# Cigarette lighter problem...



## Lightindarkness420 (Dec 6, 2006)

Ok, so I was using my radar detector and when I pulled it out, the adaptor on that came apart…no big deal…this has happened with it before…I just snap the pieces back together….but this time, the metal round piece stayed jammed in there, so it took me a little bit of fighting it to get it out. Now that I did, the cigarette lighter does not work…not for the Radar Detector, not for my GPS unit, not for my multi adaptor, adaptor.

I checked the fuse and it works fine. Any suggestions of what and where the problem could be?


----------



## GTO JUDGE (May 14, 2005)

Lightindarkness420 said:


> Ok, so I was using my radar detector and when I pulled it out, the adaptor on that came apart…no big deal…this has happened with it before…I just snap the pieces back together….but this time, the metal round piece stayed jammed in there, so it took me a little bit of fighting it to get it out. Now that I did, the cigarette lighter does not work…not for the Radar Detector, not for my GPS unit, not for my multi adaptor, adaptor.
> 
> I checked the fuse and it works fine. Any suggestions of what and where the problem could be?

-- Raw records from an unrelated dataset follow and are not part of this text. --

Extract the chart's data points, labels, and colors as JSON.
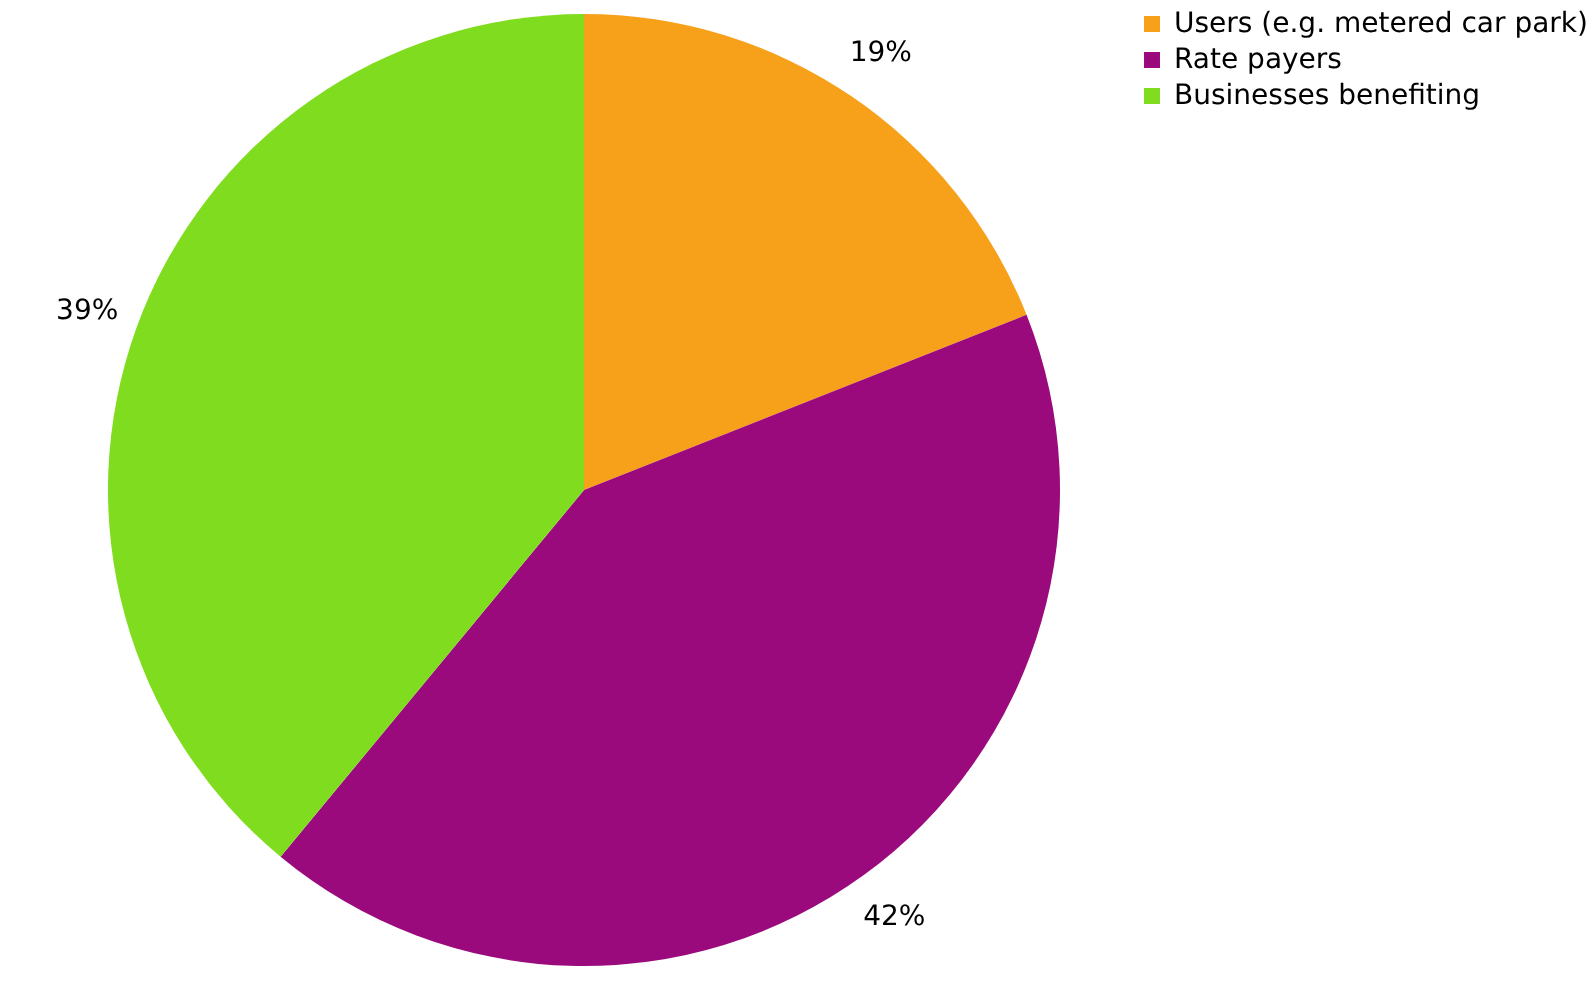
{
  "chart_data": {
    "type": "pie",
    "categories": [
      "Users (e.g. metered car park)",
      "Rate payers",
      "Businesses benefiting"
    ],
    "values": [
      19,
      42,
      39
    ],
    "colors": [
      "#f7a11a",
      "#9a0a7d",
      "#80dc1e"
    ],
    "value_labels": [
      "19%",
      "42%",
      "39%"
    ],
    "legend": "right"
  }
}
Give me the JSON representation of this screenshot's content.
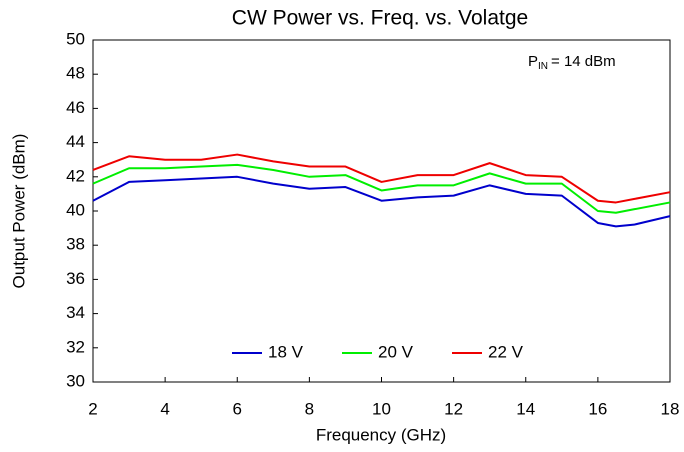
{
  "chart_data": {
    "type": "line",
    "title": "CW Power vs. Freq. vs. Volatge",
    "x_label": "Frequency (GHz)",
    "y_label": "Output Power (dBm)",
    "annotation": {
      "symbol": "P",
      "subscript": "IN",
      "text": "= 14 dBm"
    },
    "x": [
      2,
      3,
      4,
      5,
      6,
      7,
      8,
      9,
      10,
      11,
      12,
      13,
      14,
      15,
      16,
      16.5,
      17,
      18
    ],
    "series": [
      {
        "name": "18 V",
        "color": "#0000cc",
        "values": [
          40.6,
          41.7,
          41.8,
          41.9,
          42.0,
          41.6,
          41.3,
          41.4,
          40.6,
          40.8,
          40.9,
          41.5,
          41.0,
          40.9,
          39.3,
          39.1,
          39.2,
          39.7
        ]
      },
      {
        "name": "20 V",
        "color": "#00ee00",
        "values": [
          41.6,
          42.5,
          42.5,
          42.6,
          42.7,
          42.4,
          42.0,
          42.1,
          41.2,
          41.5,
          41.5,
          42.2,
          41.6,
          41.6,
          40.0,
          39.9,
          40.1,
          40.5
        ]
      },
      {
        "name": "22 V",
        "color": "#ee0000",
        "values": [
          42.4,
          43.2,
          43.0,
          43.0,
          43.3,
          42.9,
          42.6,
          42.6,
          41.7,
          42.1,
          42.1,
          42.8,
          42.1,
          42.0,
          40.6,
          40.5,
          40.7,
          41.1
        ]
      }
    ],
    "xlim": [
      2,
      18
    ],
    "xticks": [
      2,
      4,
      6,
      8,
      10,
      12,
      14,
      16,
      18
    ],
    "ylim": [
      30,
      50
    ],
    "yticks": [
      30,
      32,
      34,
      36,
      38,
      40,
      42,
      44,
      46,
      48,
      50
    ],
    "grid": false,
    "legend": "bottom"
  }
}
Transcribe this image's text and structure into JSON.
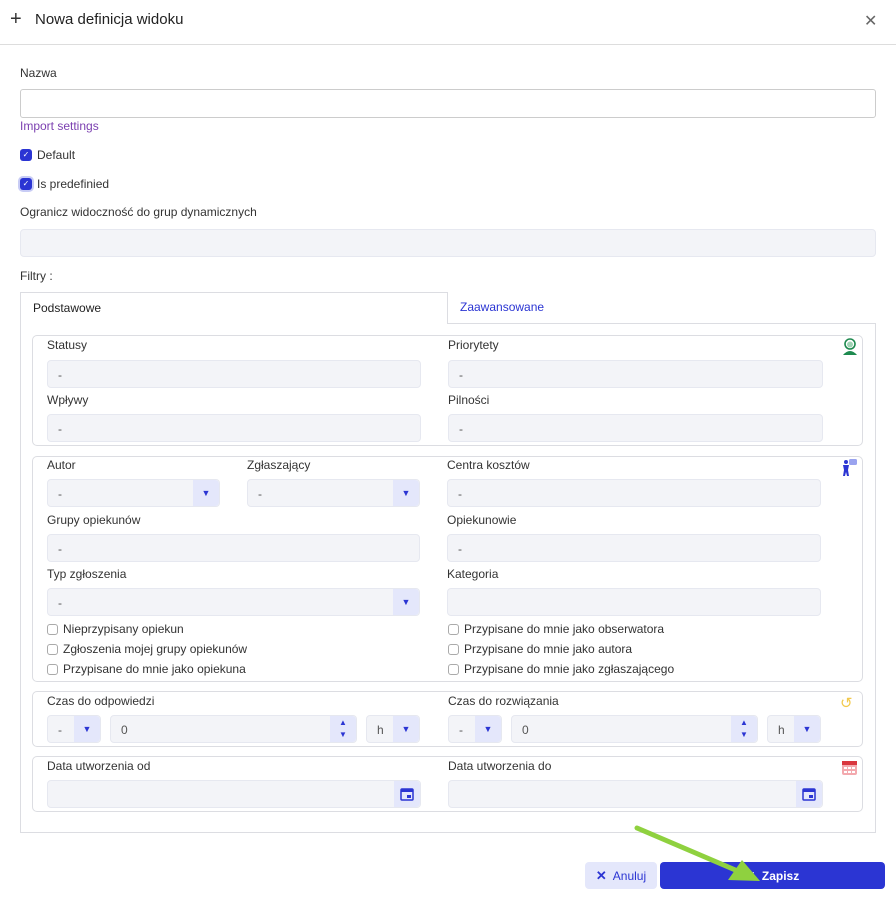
{
  "dialog": {
    "title": "Nowa definicja widoku"
  },
  "form": {
    "name_label": "Nazwa",
    "name_value": "",
    "import_link": "Import settings",
    "default_label": "Default",
    "default_checked": true,
    "predefined_label": "Is predefinied",
    "predefined_checked": true,
    "restrict_label": "Ogranicz widoczność do grup dynamicznych",
    "filters_label": "Filtry :"
  },
  "tabs": [
    {
      "label": "Podstawowe",
      "active": true
    },
    {
      "label": "Zaawansowane",
      "active": false
    }
  ],
  "group1": {
    "statusy": "Statusy",
    "priorytety": "Priorytety",
    "wplywy": "Wpływy",
    "pilnosci": "Pilności",
    "empty": "-"
  },
  "group2": {
    "autor": "Autor",
    "zglaszajacy": "Zgłaszający",
    "centra": "Centra kosztów",
    "grupy": "Grupy opiekunów",
    "opiekunowie": "Opiekunowie",
    "typ": "Typ zgłoszenia",
    "kategoria": "Kategoria",
    "empty": "-",
    "checkboxes": [
      "Nieprzypisany opiekun",
      "Zgłoszenia mojej grupy opiekunów",
      "Przypisane do mnie jako opiekuna",
      "Przypisane do mnie jako obserwatora",
      "Przypisane do mnie jako autora",
      "Przypisane do mnie jako zgłaszającego"
    ]
  },
  "group3": {
    "odpowiedz": "Czas do odpowiedzi",
    "rozwiazanie": "Czas do rozwiązania",
    "sign": "-",
    "value": "0",
    "unit": "h"
  },
  "group4": {
    "od": "Data utworzenia od",
    "do": "Data utworzenia do"
  },
  "buttons": {
    "cancel": "Anuluj",
    "save": "Zapisz"
  },
  "colors": {
    "accent": "#2b35d3",
    "link": "#7b3fb0",
    "arrow": "#8fd13f"
  }
}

* Sounds like a connection problem. Are you sure the metal connector tabs inside the female end of the lighter is not bent? If the "prongs" or "tabs" are bent it may not be making a secure connection. It could be you bent them in an effort to get the jammed pieces out. If there are no tabs or prongs inside there, perhaps you pushed the insides of the lighter back just enough so no contact is being made.*


----------